Domanda

According to http://www.scribd.com/doc/8128172/Preon-Introduction , Preon can be used to decode bits into an enum representation as such:

// Reads a bit from the buffer, and interprets it as an enum value,
// interpreting the number as its ordinal value.
@BoundNumber(size="2")
Type type;

Now, my question is: if you have an enum such as:
public static enum TestEnum {
VALUE_A, VALUE_B
}

Does 00 always map to VALUE_A, and 01 always to VALUE_B because they are written in that (ascending?) order? Can I count on this always being the case? In what ways are enums valued in Java and how does Preon resolve this situation?

È stato utile?

Soluzione

Yes they do. The javadoc of the synthetic method values() states it. See JLS 8.9.2.

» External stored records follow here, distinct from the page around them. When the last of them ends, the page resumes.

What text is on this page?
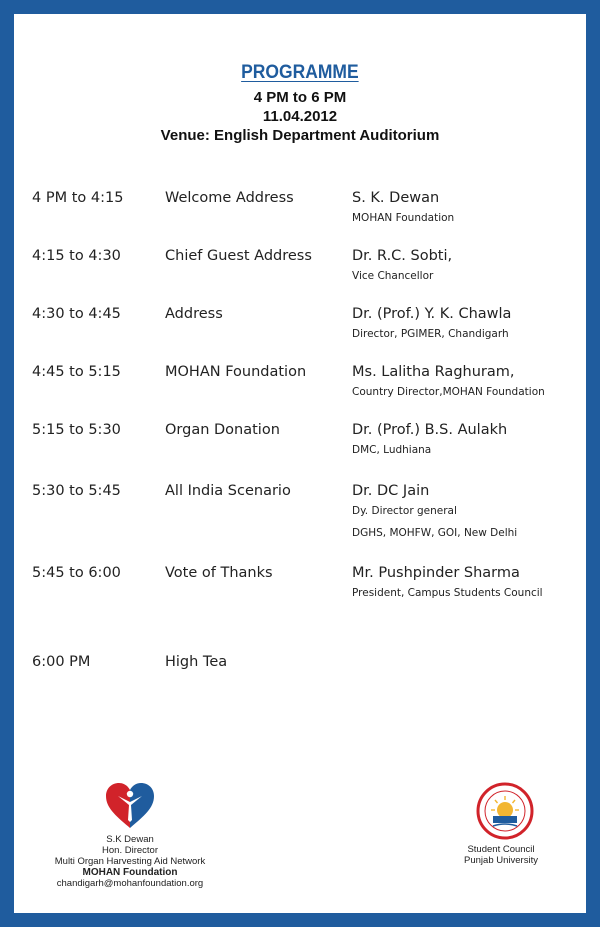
PROGRAMME
4 PM to 6 PM
11.04.2012
Venue: English Department Auditorium
4 PM to 4:15	Welcome Address	S. K. Dewan
MOHAN Foundation
4:15 to 4:30	Chief Guest Address	Dr. R.C. Sobti,
Vice Chancellor
4:30 to 4:45	Address	Dr. (Prof.) Y. K. Chawla
Director, PGIMER, Chandigarh
4:45 to 5:15	MOHAN Foundation	Ms. Lalitha Raghuram,
Country Director,MOHAN Foundation
5:15 to 5:30	Organ Donation	Dr. (Prof.) B.S. Aulakh
DMC, Ludhiana
5:30 to 5:45	All India Scenario	Dr. DC Jain
Dy. Director general
DGHS, MOHFW, GOI, New Delhi
5:45 to 6:00	Vote of Thanks	Mr. Pushpinder Sharma
President, Campus Students Council
6:00 PM	High Tea
S.K Dewan
Hon. Director
Multi Organ Harvesting Aid Network
MOHAN Foundation
chandigarh@mohanfoundation.org
Student Council
Punjab University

Returns an array containing the constants of this enum type, in the order they're declared. This method may be used to iterate over the constants as follows:

and the javadoc for Enum.ordinal() states

Returns the ordinal of this enumeration constant (its position in its enum declaration, where the initial constant is assigned an ordinal of zero).

So if you do

TestEnum.values[0]

you will always get

TestEnum.VALUE_A

in your case.

Altri suggerimenti

The ordinal always maps to the declared order of the enums. However, I would be wary of ever using the ordinal like that. If another developer changes the ordering of the enum declarations, your program will break in very subtle ways. I believe Josh Bloch mentions this in Effective Java.